Hi, I am trying to implement a command recognizer to recognize simple words.
For the first test I am using only “yes” and “no”. I trained my own model with the audio data from https://research.googleblog.com/2017/08/launching-speech-commands-dataset.html

Testing with my own voice it could recognize “yes” and “no” very well, so in general it seems to work nicely.

The problem is that if I give another input where other words are spoken (“test”,“check”,…) the deepspeech algorithm recognizes them as “yes”, what I dont’t want -> it should be shown that no words are recognized.

I use my own language model where only the 2 words yes and no are allowed.

Is there a way to solve this?

lissyx · January 11, 2018, 11:21am

Acoustic model outputs probabilities for each class of character, not at word-level.

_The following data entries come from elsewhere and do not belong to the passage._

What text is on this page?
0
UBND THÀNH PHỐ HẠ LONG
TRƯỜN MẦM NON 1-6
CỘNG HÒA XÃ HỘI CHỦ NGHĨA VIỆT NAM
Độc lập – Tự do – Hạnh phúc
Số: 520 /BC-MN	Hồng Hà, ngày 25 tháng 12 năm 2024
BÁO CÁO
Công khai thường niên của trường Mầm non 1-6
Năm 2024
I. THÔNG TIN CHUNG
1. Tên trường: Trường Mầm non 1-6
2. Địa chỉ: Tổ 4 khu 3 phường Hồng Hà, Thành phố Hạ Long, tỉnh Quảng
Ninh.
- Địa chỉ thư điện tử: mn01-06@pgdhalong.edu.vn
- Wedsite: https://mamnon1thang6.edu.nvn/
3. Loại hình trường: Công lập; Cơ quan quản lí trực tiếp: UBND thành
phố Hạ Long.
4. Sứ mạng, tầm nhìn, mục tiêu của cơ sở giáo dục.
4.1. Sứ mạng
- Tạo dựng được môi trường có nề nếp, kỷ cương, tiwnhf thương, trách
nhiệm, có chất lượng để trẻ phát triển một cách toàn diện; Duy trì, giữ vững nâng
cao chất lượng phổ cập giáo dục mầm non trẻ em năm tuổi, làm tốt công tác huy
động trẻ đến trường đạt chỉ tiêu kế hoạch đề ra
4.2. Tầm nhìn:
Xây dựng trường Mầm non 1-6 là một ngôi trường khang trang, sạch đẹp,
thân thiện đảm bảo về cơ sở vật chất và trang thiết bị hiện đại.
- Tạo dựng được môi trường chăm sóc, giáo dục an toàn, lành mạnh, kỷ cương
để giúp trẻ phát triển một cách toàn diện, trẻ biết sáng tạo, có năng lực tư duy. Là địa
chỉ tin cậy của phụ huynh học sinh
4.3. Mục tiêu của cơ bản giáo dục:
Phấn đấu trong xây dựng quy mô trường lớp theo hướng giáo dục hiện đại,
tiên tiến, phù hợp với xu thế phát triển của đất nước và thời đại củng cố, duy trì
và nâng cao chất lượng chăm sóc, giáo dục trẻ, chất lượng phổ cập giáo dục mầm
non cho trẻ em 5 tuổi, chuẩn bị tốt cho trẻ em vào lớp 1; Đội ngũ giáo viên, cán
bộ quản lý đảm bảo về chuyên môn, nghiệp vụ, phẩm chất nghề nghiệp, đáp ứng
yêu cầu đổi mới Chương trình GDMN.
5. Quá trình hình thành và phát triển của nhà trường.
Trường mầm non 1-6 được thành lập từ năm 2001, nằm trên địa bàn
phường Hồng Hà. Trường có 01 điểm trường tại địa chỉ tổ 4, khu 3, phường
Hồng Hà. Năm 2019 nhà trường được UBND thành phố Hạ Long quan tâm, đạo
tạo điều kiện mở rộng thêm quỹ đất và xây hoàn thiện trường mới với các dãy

So once we decoded those and we have a string, I’m not so sure we have that information of “known” / “unknown” words. Maybe I misunderstood your point, but I guess that you should look deepeer into why your model confuses other words for one of the known words. I guess it’s too much overfitted.

Maybe have a look at what @elpimous_robot did ? He worked on something similar TUTORIAL : How I trained a specific french model to control my robot

yv001 · January 11, 2018, 11:26am

what is the output when you run the inference without the language model (ommit lm.binary and trie from your inference call) ?

lissyx · January 11, 2018, 11:29am

It’s going to be a string as well

reuben · January 11, 2018, 11:43am

You need to add the “unknown” class and train with it. Then in your training data set the transcription of everything that isn’t a yes or a no to “unknown”. That’d be a good start. The language model needs to be aware of the unknown’s too.

yv001 · January 11, 2018, 12:15pm

certainly :), but it’d be interesting to see if the acoustic model already turns any input to yes/no characters or if it’s the lm part that does that

elpimous_robot · January 11, 2018, 12:34pm

I worked on anything like that…
See #795

But I agree with Lissyx : it seems like an overfitting problem !

johannes.selymes · January 11, 2018, 12:44pm

Thanks for all the replies so far!

I used the Guide from elpimous_robot for creating the language model. But I don’t think the language model is the problem. I trained a model without language model and also started the deepspeech recognition without it, and the other words are still recognized wrong.

@reuben
I am not sure if this is the right way the go. If I would like every other word then yes or no to be unclassified I would have to train all these possible words to be unknown as well.

What I realized is, that I used the same data for training, dev and test. I need to change that for sure… Could this be the problem, so that the model is overfitted?

lissyx · January 11, 2018, 12:53pm

If you get the wrong words out of the inference without language model, then it’s just that your training is too much overfitted and is unable to recognized that it cannot recognize an unknown word

johannes.selymes · January 16, 2018, 12:55pm

Ok so it might be an overfitting problem. But how to solve this?
I tried to use early stopping which should reduce overfitting, but it does not really help. I also played around with the n_hidden parameter, but no change as well.

I wonder if there is a way to define an unknown class. I tried different things to put into the transcript in the csv file like: “”, " " or just an empty space, but everything throws some errors.

I also tried a different amount of training samples. The highest used is about 800 per voice command.

Or is it just not possible with deepspeech to generate a model that just recognizes 2 words?